Chromatin rearrangements occur during repair of cyclobutane pyrimidine dimers (CPDs) by nucleotide excision repair (NER). Thereafter, the original structure must be restored to retain normal genomic functions. How NER proceeds through nonnucleosomal chromatin and how open chromatin is reestablished after repair are unknown. We analyzed NER in ribosomal genes (rDNA), which are present in multiple copies but only a fraction are actively transcribed and nonnucleosomal. We show that removal of CPDs is fast in the active rDNA and that chromatin reorganization occurs during NER. Furthermore, chromatin assembles on nonnucleosomal rDNA during the early events of NER but in the absence of DNA repair. The resumption of transcription after removal of CPDs correlates with the reappearance of nonnucleosomal chromatin. To date, only the passage of replication machinery was thought to package ribosomal genes in nucleosomes. In this report, we show that early events after formation of UV photoproducts in DNA also promote chromatin assembly.

Psoralen photocrosslinking, a tool to study the chromatin structure of RNA polymerase I--transcribed ribosomal genes.

The chromatin structure of RNA polymerase I--transcribed ribosomal DNA (rDNA) is well characterized. In most organisms, i.e., lower eukaryotes, plants, and animals, only a fraction of ribosomal genes are transcriptionally active.
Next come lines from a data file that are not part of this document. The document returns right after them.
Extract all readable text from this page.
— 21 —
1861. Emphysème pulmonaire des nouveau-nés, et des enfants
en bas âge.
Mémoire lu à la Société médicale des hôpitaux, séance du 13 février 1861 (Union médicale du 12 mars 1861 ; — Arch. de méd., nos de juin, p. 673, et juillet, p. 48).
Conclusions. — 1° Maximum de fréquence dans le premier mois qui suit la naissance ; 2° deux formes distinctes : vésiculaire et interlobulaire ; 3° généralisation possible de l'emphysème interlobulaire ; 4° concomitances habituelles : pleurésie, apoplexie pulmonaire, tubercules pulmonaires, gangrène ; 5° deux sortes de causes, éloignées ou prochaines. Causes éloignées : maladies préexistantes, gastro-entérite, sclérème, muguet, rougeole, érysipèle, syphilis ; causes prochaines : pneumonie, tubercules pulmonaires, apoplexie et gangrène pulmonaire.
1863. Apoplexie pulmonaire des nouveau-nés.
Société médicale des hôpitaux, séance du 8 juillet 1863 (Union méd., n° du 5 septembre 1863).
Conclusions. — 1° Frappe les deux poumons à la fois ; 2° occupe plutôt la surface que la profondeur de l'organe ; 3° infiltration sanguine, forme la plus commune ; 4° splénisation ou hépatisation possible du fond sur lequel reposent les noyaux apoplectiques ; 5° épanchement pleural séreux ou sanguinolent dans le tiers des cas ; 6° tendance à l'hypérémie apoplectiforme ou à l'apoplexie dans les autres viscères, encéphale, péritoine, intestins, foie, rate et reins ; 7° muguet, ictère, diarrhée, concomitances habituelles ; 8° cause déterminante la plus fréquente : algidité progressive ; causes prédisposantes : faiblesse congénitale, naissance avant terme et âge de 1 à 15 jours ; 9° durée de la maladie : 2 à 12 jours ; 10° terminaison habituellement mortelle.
At the chromatin level inactive rDNA is assembled into arrays of nucleosomes, whereas transcriptionally active rDNA does not contain canonical nucleosomes. To separate inactive (nucleosomal) and active (non-nucleosomal) rDNA, the technique of psoralen photocrosslinking has been used successfully both in vitro and in vivo. In Saccharomyces cerevisiae, the structure of rDNA chromatin has been particularly well studied during transcription and during DNA replication. Thus, the yeast rDNA locus has become a good model system to study the interplay of all nuclear DNA processes and chromatin. In this review we focused on the studies of chromatin in ribosomal genes and how these results have helped to address the fundamental question: What is the structure of chromatin in the coding regions of genes?